Fast attitude maneuvering is applicable across a variety of DOD spacecraft, and other NASA spacecraft, such as the Webb Space Telescope, can also benefit.
The Big Blue Picture and Returning to the Moon
As much as technical innovation drives the successes of the space education program at NPS, there’s also a great need for understanding the big picture of space – something which goes well beyond hardware and software.
“Orbits, particularly LEO, are getting very crowded by the rapidly increasing number of satellites and the growing number of countries and companies entering space,” said Clay Moltz, a member of SSAG and professor in NPS’ Department of National Security Affairs. “How are we going to keep these orbits safe? How can we manage the new commercial traffic, the orbital debris, and the increasing military competition in space?”
As part of their coursework, all Space Systems students get exposure to how history and policy impact the current and future use of space. After graduating from NPS, they will be better prepared with the knowledge and know-how needed to answer questions, like those posed by Moltz, and address the challenges that await on and over the horizon.
“NPS continues to contribute to the Naval space enterprise by working hard to stay relevant in the ever-changing realm of crowded low-earth orbits and contested cislunar space,” said Newman. “Graduates from across NPS conduct thesis and capstone research of immediate and future impact and, even more importantly, are ready to contribute their updated critical thinking skills and space-related knowledge to the benefit of the country’s defense program.”

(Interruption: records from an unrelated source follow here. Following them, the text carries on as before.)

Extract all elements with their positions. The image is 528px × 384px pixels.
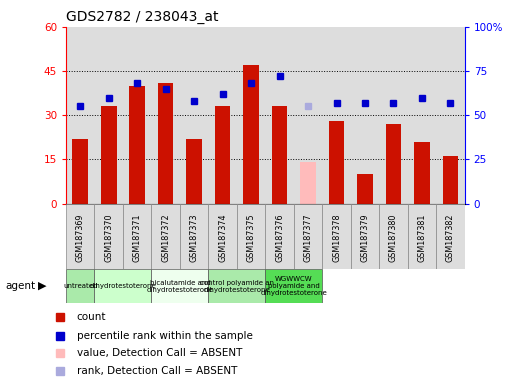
Bar bbox=[265, 204, 294, 269]
Text: GSM187373: GSM187373 bbox=[190, 214, 199, 262]
Bar bbox=[180, 204, 209, 269]
Text: GSM187370: GSM187370 bbox=[104, 214, 113, 262]
Bar bbox=[129, 86, 145, 204]
Bar bbox=[351, 204, 379, 269]
Text: ▶: ▶ bbox=[38, 281, 46, 291]
Bar bbox=[152, 204, 180, 269]
Text: count: count bbox=[77, 312, 106, 322]
Bar bbox=[265, 269, 322, 303]
Text: control polyamide an
dihydrotestoterone: control polyamide an dihydrotestoterone bbox=[200, 280, 274, 293]
Bar bbox=[215, 106, 230, 204]
Bar bbox=[209, 269, 265, 303]
Bar bbox=[101, 106, 117, 204]
Bar bbox=[357, 174, 373, 204]
Bar bbox=[95, 269, 152, 303]
Text: GSM187369: GSM187369 bbox=[76, 214, 84, 262]
Bar bbox=[186, 139, 202, 204]
Text: untreated: untreated bbox=[63, 283, 98, 289]
Text: agent: agent bbox=[5, 281, 35, 291]
Bar bbox=[243, 65, 259, 204]
Bar bbox=[385, 124, 401, 204]
Bar bbox=[328, 121, 344, 204]
Bar bbox=[408, 204, 436, 269]
Bar bbox=[209, 204, 237, 269]
Bar bbox=[72, 139, 88, 204]
Text: dihydrotestoterone: dihydrotestoterone bbox=[90, 283, 156, 289]
Text: GDS2782 / 238043_at: GDS2782 / 238043_at bbox=[66, 10, 219, 25]
Bar bbox=[237, 204, 265, 269]
Text: value, Detection Call = ABSENT: value, Detection Call = ABSENT bbox=[77, 348, 242, 358]
Text: GSM187380: GSM187380 bbox=[389, 214, 398, 262]
Text: GSM187375: GSM187375 bbox=[247, 214, 256, 262]
Text: rank, Detection Call = ABSENT: rank, Detection Call = ABSENT bbox=[77, 366, 237, 376]
Bar bbox=[158, 83, 174, 204]
Text: GSM187376: GSM187376 bbox=[275, 214, 284, 262]
Bar bbox=[95, 204, 123, 269]
Bar bbox=[66, 204, 95, 269]
Bar bbox=[436, 204, 465, 269]
Bar bbox=[272, 106, 287, 204]
Text: GSM187377: GSM187377 bbox=[304, 214, 313, 262]
Bar bbox=[123, 204, 152, 269]
Bar bbox=[442, 156, 458, 204]
Text: GSM187378: GSM187378 bbox=[332, 214, 341, 262]
Bar bbox=[152, 269, 209, 303]
Text: GSM187382: GSM187382 bbox=[446, 214, 455, 262]
Text: GSM187381: GSM187381 bbox=[418, 214, 427, 262]
Bar bbox=[300, 162, 316, 204]
Text: GSM187379: GSM187379 bbox=[361, 214, 370, 262]
Bar bbox=[414, 142, 430, 204]
Bar bbox=[379, 204, 408, 269]
Text: GSM187374: GSM187374 bbox=[218, 214, 227, 262]
Text: GSM187371: GSM187371 bbox=[133, 214, 142, 262]
Text: WGWWCW
polyamide and
dihydrotestoterone: WGWWCW polyamide and dihydrotestoterone bbox=[260, 276, 327, 296]
Bar bbox=[294, 204, 322, 269]
Bar bbox=[66, 269, 95, 303]
Text: GSM187372: GSM187372 bbox=[161, 214, 170, 262]
Text: bicalutamide and
dihydrotestoterone: bicalutamide and dihydrotestoterone bbox=[147, 280, 213, 293]
Bar bbox=[322, 204, 351, 269]
Text: percentile rank within the sample: percentile rank within the sample bbox=[77, 331, 252, 341]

During the flight of Apollo 17 in December 1972, NPS graduate Gene Cernan became the last human to set foot on the moon. Now, NASA is ramping up the Artemis program for the United States’ return to the lunar surface, with Artemis I orbiting the moon without a crew in 2022.
For Artemis II, scheduled for launch in 2025, NPS alumnus and Navy Capt. Victor Glover will serve as pilot and join three other astronauts on a flyby mission around the moon – the first return to lunar orbit by humans in more than 50 years.